Arrow-right Camera
The Spokesman-Review Newspaper
Spokane, Washington  Est. May 19, 1883

Get Family Members An Id Number

From Staff And Wire Reports

When preparing your federal income tax return during the coming filing season, you’ll need a valid identification number for you, your spouse and every dependent born before Dec. 1, 1996, the IRS says.

“Recent tax law changes make valid identification numbers a requirement for claiming personal exemptions, the child care credit or the earned income credit,” according to an advisory from the IRS’s Washington office.

If a tax return has a missing or incorrect identification number, the IRS may disallow the related item(s) and correct the tax. (So, the IRS might disallow your claim for the child care credit, for example.)

If you don’t have an identification number, apply for one now so that you’ll have one in time for the tax filing season:

If you’re a U.S. citizen, or an alien who’s been lawfully admitted for permanent residence or employment, contact the Social Security Administration for a Social Security number. (Call 1-800-772-1213 for details.)

If you’re a non-resident or resident alien and you’re not eligible for a Social Security number, use Form W-7 to ask for an individual taxpayer identification number from the IRS. (Call the IRS at 1-800-829-3676 for a copy of Form W-7.)

Remember: The IRS will no longer accept temporary numbers, “applied for” or other designations in place of the required numbers; only Social Security numbers or individual taxpayer identification numbers can be used on your return.

Guide explains funds, taxes

Just in time for tax filing season comes a splendid little guide about taxes and mutual funds published by the Vanguard group of mutual funds.

Written in plain language, this 30-page booklet helps to unravel the mysteries about how mutual fund investments are taxed.

It explains clearly how dividends and capital gains distributions are taxed, which types of funds are the most “tax friendly” to investors, and how you can limit tax by timing the sale of your fund shares. And, yes, there’s also a section devoted to that knotty little problem of figuring your “cost basis” in fund shares.

For your free copy of the booklet “Taxes and Mutual Funds,” call 1-800-523-7721 from 8 a.m. to 9 p.m. Eastern time on business days, or 9 a.m. to 4 p.m. Eastern time on Saturdays.

Your request won’t result in any follow-up sales pitches by phone or mail, said Vanguard spokesman Brian Mattes. “We’ll send the booklet out and that’ll be it,” he said.

If you have access to a computer, you may get copies of this and other Vanguard brochures on the company’s World Wide Web site at this Internet address:

http://www.vanguard.com

By the way: If you’re a computer buff and you’re interested in mutual funds, the Mutual Fund Education Alliance, a non-profit group, has a World Wide Web site that serves as a free educational resource for investors.

The alliance site offers a special focus on the popular subject of investing for children, and is planning another about women and mutual fund investing.
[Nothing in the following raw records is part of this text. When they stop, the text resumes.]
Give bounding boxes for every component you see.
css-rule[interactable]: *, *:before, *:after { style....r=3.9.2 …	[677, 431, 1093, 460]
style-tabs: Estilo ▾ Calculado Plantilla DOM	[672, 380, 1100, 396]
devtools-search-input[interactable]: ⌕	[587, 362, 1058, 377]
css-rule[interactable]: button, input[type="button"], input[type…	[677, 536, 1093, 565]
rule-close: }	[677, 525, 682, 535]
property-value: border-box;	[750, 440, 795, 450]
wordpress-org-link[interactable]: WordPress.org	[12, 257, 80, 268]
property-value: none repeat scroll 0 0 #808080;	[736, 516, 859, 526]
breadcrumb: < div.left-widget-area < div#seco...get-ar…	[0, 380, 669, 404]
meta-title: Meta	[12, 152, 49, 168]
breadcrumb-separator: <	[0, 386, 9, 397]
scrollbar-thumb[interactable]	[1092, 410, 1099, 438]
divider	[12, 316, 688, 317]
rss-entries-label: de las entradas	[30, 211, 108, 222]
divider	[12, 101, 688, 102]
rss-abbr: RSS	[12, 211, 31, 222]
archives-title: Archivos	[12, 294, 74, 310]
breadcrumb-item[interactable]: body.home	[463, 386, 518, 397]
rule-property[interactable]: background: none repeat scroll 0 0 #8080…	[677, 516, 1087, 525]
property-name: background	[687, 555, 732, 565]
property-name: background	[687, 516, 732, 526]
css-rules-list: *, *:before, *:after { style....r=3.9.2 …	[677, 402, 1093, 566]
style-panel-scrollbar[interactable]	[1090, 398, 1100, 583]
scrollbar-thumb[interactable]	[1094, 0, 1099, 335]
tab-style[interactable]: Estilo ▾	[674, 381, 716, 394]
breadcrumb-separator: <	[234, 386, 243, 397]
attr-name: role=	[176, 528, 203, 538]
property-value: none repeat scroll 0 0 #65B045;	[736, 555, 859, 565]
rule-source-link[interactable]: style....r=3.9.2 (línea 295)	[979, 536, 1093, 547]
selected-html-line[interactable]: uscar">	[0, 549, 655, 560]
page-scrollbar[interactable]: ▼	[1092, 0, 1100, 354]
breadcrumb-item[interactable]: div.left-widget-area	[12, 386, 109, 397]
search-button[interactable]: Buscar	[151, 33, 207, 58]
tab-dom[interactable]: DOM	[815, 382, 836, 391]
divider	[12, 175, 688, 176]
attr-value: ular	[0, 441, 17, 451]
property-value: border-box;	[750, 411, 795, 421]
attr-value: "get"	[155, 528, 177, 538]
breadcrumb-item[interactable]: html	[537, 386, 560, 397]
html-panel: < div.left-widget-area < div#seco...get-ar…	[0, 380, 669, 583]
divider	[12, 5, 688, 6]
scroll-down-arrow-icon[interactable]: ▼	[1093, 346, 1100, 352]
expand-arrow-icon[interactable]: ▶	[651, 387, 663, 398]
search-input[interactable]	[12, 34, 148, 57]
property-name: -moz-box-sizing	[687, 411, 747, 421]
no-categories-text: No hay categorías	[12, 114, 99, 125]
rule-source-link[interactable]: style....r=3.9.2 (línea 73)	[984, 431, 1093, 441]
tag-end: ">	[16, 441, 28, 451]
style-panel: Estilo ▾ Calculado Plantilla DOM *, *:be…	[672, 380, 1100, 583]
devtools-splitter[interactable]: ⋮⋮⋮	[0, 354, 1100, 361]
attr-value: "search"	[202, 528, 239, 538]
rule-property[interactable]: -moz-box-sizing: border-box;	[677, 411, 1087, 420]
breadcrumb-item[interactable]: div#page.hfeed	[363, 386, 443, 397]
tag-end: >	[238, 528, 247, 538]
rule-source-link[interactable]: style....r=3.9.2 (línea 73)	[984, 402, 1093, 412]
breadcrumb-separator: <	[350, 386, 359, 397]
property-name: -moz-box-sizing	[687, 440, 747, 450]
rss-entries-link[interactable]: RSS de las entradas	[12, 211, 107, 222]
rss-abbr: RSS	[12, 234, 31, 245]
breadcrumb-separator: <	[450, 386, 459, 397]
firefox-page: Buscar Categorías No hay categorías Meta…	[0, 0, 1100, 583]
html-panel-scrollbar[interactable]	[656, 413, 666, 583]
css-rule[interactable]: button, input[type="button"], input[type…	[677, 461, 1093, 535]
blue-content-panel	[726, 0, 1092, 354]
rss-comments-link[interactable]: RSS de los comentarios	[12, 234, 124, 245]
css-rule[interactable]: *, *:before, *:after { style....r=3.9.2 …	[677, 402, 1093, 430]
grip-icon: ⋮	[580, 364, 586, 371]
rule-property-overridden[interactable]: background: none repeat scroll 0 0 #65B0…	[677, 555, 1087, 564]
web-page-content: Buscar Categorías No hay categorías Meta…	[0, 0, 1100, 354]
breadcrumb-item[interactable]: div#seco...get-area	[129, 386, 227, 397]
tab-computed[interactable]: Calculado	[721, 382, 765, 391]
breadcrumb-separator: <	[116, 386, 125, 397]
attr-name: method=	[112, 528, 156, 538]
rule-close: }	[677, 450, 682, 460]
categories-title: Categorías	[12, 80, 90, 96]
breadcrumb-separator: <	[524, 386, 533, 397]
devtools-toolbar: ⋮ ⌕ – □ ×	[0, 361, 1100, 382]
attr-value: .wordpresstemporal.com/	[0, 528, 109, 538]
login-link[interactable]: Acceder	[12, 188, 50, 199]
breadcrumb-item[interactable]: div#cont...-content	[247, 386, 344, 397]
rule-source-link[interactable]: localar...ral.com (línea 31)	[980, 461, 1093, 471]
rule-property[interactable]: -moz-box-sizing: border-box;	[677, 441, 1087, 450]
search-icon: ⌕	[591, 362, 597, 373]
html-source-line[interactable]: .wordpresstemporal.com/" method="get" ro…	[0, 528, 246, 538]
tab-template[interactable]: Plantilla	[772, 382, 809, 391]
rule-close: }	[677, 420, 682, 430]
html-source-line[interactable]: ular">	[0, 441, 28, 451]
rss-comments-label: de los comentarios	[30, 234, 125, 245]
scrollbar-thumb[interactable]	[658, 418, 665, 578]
Use this Internet address:

http://www.mfea.com

Some things best delayed until ‘97

For those all wrapped up in trying to complete their Christmas preparations, American Express Tax and Business Services suggests there are some things best put off until 1977.

Travelers planning to fly next year should delay the purchase of their airline tickets. A 10 percent federal excise tax expires Dec. 31.

An excise tax on automobiles costing more than $34,000 drops by 1 percent, to 8 percent, on its way to disappearing entirely in 2003.

A 10 percent penalty on money withdrawn early from individual retirement accounts will be waived if funds are used for medical expenses.

Proceeds on the sale of life insurance policies by those with life-threatening illnesses will be tax-free.

ADR a stand-in for foreign stock

What is an ADR and how is it different from stock?

American Depository Receipts have a complex legal mechanism behind them, but their function is relatively simple. Basically, they are the equivalent of shares of stock in a foreign corporation.

Here’s how they work: A company based overseas wants to raise capital in the U.S. market. Instead of having American investors buy shares directly - a process that can be complicated by tax laws or international trade controls - the company issues a special class of stock, and sells it to a large American bank or other “depository” institution. The bank then sells an equivalent amount of ADRs to U.S. investors and lists them for trading on one of the U.S. stock exchanges.

Investors then can simply buy and sell the ADRs as substitutes for the stock of the foreign company. Although dividends, proxy activity and the like are all conducted through the U.S. depository, investors have much the same rights as they would with ordinary stock in a U.S. corporation.